Та самая, после которой либо подают документы на раздел имущества, либо начинают новую жизнь.

Я смотрела на человека, с которым прожила тридцать лет. Я знала, как он спит, какие средства принимает от давления, и где у него шрам справа на животе. И вдруг поняла: я совершенно не хочу его выгонять. И уходить сама — не хочу.

Делить квартиру, объяснять сыну и дочери, почему мама с папой на «старости лет» решили всё разрушить, менять привычный район на съемную «однушку»… Ради чего?

Ради гордости? Гордость не согреет ноги холодной ночью.

— И что теперь? — спросил он тихо. — Разводимся?

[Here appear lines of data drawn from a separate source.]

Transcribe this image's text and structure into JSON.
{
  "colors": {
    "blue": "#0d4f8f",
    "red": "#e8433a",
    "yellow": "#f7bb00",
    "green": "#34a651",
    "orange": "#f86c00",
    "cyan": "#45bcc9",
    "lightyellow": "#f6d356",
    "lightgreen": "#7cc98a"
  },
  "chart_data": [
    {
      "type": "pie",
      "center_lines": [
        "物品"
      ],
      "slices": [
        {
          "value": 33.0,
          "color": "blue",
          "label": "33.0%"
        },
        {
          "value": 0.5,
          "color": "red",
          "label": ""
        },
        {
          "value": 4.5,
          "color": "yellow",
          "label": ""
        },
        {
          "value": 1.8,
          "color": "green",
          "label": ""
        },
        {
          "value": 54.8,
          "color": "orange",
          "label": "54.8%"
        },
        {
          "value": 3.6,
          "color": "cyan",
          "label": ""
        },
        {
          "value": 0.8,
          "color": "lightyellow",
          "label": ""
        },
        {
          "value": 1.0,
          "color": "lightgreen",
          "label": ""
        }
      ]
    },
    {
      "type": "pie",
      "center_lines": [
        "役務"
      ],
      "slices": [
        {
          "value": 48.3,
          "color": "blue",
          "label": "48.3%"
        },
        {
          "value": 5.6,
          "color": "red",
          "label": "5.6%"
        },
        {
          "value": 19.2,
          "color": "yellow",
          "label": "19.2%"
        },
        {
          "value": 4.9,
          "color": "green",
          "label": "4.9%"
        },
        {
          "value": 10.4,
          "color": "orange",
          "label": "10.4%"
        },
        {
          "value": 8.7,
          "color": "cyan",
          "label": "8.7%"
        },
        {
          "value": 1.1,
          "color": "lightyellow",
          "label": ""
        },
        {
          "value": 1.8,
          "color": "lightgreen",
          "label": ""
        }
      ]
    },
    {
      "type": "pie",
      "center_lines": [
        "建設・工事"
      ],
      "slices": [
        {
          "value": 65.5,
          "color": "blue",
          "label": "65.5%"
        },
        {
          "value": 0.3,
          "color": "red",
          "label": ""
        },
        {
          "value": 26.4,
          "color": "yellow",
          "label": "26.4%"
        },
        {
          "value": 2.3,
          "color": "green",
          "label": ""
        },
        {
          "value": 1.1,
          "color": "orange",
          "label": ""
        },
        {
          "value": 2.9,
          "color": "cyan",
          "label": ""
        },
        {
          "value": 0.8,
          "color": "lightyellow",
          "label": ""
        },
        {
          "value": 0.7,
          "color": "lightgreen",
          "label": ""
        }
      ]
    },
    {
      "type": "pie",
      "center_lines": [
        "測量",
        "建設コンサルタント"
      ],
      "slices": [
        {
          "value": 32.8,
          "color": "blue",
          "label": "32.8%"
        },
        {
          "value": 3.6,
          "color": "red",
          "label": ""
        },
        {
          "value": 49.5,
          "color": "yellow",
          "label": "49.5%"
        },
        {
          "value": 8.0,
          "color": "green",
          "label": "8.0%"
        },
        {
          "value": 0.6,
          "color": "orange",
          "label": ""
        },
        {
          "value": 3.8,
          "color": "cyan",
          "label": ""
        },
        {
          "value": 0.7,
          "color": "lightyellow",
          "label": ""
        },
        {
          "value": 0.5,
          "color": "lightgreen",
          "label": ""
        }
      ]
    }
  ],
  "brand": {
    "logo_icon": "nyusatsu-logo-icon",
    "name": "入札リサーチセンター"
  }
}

Я отпила остывший чай. Посмотрела на часы. Было почти одиннадцать.

— У нас ипотека за квартиру сына еще на пять лет, — сказала я деловито, словно мы обсуждали список покупок. — И дача недостроена. Ты хочешь всё это делить?

Игорь помотал головой.

— Я не хочу уходить, Марин. Правда. Она… это другое. Это просто отдушина. Я тебя не разлюбил, просто… устал. Мы оба устали.

— Я тоже не хочу уходить, — призналась я. — И скандалов не хочу. Здоровье дороже.

Я встала, подошла к раковине и сполоснула чашку. Вода шумела, унося остатки иллюзий этого вечера. Оставалась голая, понятная правда.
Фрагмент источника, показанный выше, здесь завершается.